In a post published Thursday on the bank’s website, Stuart Hoffman, PNC senior economic adviser, and Bill Stone, PNC chief investment officer, note the economy has achieved 97 months of slow but steady growth. Still, they say, outperforming stock markets are overdue for a dip in momentum. And the push is on in Washington, D.C., to boost growth through tax reform and other measures.
Now going on eight years, the U.S. economic expansion may break the longevity record at 10 years, if PNC’s economic forecast proves correct, according to Hoffman.
“Economic expansions don’t die of old age; they die of infirmities that affect them over time,” he explains, and offers an optimistic forecast to clients.
Hoffman cites several reasons for his sunny outlook on economic growth, bolstered by what he calls the “American spirit to rebuild their lives and livelihoods” after weathering back-to-back Category 4 hurricanes in the same year for the first time in history. Other reasons he is optimistic include:
- Stable oil prices.
- “Relatively tame” inflation, below the Fed’s 2% target.
- Only very gradual Fed rate hikes and balance-sheet shrinkage.

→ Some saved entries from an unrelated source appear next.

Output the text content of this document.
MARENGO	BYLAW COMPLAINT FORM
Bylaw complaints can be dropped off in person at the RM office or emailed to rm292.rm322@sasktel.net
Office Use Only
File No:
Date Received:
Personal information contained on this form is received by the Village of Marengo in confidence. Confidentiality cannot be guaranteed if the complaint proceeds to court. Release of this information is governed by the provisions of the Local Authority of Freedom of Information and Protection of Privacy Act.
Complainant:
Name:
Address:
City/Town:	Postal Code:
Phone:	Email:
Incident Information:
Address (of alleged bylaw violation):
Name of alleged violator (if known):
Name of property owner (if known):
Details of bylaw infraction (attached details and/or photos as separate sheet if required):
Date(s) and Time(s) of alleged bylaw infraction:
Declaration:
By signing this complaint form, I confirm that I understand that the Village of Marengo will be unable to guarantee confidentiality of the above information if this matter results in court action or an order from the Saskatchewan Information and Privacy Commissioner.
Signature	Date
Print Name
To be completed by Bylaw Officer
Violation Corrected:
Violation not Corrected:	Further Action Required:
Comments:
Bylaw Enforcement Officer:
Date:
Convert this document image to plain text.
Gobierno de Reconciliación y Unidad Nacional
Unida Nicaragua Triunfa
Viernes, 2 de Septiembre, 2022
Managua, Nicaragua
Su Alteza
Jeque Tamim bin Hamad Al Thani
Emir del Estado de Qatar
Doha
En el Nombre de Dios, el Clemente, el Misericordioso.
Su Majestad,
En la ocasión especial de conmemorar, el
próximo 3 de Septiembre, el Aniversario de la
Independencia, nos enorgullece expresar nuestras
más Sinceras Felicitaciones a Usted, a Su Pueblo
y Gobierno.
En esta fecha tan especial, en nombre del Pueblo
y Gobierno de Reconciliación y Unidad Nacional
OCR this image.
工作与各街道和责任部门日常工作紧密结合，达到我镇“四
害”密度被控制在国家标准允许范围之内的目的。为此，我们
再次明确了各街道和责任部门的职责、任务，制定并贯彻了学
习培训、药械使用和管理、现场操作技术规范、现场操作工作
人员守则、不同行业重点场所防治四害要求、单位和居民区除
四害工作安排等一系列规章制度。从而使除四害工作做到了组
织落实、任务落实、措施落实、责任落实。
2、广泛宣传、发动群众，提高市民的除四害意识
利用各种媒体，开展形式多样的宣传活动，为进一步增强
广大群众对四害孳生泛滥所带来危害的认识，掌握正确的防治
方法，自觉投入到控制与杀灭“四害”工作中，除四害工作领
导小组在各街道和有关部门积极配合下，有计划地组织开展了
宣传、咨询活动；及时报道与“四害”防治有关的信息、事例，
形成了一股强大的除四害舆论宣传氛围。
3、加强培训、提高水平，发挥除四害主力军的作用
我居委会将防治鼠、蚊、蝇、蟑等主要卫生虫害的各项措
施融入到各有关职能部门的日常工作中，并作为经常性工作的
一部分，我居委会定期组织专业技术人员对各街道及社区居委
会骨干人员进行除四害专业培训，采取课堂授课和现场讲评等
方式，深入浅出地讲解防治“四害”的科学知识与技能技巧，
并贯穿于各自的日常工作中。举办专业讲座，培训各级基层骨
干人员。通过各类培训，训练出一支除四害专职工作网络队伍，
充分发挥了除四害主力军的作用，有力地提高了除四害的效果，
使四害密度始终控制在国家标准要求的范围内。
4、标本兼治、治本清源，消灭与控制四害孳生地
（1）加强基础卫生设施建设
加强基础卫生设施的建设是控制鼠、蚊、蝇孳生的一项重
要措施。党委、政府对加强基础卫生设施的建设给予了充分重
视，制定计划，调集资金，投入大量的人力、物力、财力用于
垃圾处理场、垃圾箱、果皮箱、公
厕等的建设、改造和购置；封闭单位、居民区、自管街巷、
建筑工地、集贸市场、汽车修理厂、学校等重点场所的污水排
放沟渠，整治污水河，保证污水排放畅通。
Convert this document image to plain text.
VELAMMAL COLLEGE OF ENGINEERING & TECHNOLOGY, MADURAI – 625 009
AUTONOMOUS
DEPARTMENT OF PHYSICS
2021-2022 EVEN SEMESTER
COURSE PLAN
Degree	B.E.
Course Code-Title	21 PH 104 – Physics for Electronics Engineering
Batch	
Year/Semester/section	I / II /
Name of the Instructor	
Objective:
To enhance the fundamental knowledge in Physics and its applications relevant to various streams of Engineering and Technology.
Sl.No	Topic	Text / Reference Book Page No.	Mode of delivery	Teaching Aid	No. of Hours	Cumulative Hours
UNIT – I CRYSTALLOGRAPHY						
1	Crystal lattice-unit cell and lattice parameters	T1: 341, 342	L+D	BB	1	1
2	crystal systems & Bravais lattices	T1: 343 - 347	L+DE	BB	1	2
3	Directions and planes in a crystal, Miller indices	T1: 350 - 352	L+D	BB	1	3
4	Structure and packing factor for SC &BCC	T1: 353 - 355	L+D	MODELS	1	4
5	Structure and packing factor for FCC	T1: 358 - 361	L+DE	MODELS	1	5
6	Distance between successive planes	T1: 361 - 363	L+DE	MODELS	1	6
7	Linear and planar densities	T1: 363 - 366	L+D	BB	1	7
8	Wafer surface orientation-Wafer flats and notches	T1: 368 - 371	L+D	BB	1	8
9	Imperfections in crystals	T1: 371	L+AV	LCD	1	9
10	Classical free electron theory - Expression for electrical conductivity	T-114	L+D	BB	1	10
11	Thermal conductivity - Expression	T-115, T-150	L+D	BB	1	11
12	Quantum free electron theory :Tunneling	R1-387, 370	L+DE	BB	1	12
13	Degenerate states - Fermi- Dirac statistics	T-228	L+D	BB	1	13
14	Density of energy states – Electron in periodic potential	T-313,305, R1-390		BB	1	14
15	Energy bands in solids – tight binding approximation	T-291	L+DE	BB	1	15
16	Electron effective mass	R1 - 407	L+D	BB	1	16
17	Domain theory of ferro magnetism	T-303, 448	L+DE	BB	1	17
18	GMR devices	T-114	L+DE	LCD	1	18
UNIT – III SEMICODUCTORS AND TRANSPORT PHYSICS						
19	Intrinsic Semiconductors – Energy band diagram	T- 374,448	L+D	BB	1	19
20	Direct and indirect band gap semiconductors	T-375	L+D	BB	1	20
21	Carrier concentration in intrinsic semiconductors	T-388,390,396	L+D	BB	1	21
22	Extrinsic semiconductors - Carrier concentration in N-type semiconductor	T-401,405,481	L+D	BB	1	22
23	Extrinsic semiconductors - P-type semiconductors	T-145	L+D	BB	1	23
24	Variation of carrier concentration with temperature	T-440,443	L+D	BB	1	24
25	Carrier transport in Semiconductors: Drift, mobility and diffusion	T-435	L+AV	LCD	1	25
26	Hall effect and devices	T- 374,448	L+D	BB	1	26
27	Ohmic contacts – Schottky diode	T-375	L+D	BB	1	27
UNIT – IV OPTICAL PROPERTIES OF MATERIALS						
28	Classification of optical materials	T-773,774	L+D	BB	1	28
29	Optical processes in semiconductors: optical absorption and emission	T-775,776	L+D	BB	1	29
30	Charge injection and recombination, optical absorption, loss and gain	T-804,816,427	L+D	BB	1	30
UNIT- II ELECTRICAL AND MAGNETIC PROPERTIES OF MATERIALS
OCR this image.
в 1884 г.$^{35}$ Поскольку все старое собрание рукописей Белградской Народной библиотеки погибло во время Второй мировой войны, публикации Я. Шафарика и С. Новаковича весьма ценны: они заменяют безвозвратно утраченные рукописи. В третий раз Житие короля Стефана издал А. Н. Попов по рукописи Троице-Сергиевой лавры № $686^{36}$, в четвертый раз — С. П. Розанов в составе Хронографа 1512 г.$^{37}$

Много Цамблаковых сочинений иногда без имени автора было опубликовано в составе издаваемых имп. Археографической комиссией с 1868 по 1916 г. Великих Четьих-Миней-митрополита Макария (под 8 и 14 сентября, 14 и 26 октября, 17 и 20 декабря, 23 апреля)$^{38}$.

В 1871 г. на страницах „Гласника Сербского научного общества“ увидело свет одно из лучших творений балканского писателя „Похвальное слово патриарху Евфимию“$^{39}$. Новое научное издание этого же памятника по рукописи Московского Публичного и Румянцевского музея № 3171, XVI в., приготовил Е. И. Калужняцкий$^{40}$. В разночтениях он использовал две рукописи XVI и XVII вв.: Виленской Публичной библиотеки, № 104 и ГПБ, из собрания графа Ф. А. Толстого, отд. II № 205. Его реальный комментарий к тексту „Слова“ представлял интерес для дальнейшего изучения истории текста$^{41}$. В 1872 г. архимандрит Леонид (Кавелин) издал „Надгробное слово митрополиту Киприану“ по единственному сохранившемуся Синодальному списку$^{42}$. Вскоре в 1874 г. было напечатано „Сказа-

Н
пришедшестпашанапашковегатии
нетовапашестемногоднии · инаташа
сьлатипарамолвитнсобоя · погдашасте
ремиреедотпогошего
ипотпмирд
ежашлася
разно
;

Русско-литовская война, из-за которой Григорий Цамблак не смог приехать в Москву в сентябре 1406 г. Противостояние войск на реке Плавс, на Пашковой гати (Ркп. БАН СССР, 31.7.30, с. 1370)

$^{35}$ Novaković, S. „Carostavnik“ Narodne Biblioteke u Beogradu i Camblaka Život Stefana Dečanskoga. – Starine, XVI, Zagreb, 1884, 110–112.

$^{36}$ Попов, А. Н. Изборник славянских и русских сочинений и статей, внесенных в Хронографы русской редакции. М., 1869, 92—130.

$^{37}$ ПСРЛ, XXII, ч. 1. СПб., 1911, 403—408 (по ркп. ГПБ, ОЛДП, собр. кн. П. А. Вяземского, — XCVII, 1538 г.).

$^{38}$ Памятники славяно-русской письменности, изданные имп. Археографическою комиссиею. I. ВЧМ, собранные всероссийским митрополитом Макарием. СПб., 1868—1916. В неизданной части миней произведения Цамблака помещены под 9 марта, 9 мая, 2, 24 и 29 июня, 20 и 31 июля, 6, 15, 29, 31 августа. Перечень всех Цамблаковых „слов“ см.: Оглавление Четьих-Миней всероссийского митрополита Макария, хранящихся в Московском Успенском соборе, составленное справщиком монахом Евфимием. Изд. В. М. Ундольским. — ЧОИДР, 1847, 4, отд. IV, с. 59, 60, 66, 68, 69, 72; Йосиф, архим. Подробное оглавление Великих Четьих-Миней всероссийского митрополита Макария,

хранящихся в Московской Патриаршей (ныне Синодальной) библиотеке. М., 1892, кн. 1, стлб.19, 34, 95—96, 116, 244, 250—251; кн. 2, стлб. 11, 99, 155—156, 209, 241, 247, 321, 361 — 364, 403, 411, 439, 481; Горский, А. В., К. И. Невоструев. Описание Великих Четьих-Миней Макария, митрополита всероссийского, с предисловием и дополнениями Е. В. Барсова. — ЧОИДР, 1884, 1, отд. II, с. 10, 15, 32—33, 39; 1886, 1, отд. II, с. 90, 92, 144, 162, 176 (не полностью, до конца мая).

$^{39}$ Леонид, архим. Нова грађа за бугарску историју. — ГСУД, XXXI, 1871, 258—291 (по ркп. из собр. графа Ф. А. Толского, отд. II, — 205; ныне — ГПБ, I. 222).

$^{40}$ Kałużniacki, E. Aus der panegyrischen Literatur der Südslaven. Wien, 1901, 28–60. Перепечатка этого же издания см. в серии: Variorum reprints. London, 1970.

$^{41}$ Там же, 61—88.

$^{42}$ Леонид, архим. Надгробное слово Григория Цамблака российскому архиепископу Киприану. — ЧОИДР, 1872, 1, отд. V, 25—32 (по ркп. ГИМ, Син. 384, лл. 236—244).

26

- Fiscal stimulus, in the form of tax reform and financial deregulation, forecast for next year.
- Financially strong consumers and businesses.
- Solid global economic growth, which helps U.S. exports.
“The economic expansion still has some life and a number of innings to go,” Hoffman says.
It’s a good backdrop for positive corporate earnings and value in the stock market, he sadds.
While some may believe stocks are overvalued, Stone affirms PNC’s stance that stocks aren’t overpriced or expensive; they’re fairly valued. However, he cautions clients not to be surprised if they see more variation in the markets.
“We haven’t seen much volatility, and we’ve gone much longer than normal since we’ve had a 5% pullback,” Stone says, noting the S&P 500 and Nasdaq are up 11% and 20%, respectively, so far this year.
Upcoming fiscal policy actions and unforeseen geopolitical events could spark stock market swings, but that’s not a reason to run away from stocks, Stone says. “Some level of volatility is normal.”
Knowing that these things can and will happen, it’s important to position your investment portfolio to rise through them, he adds.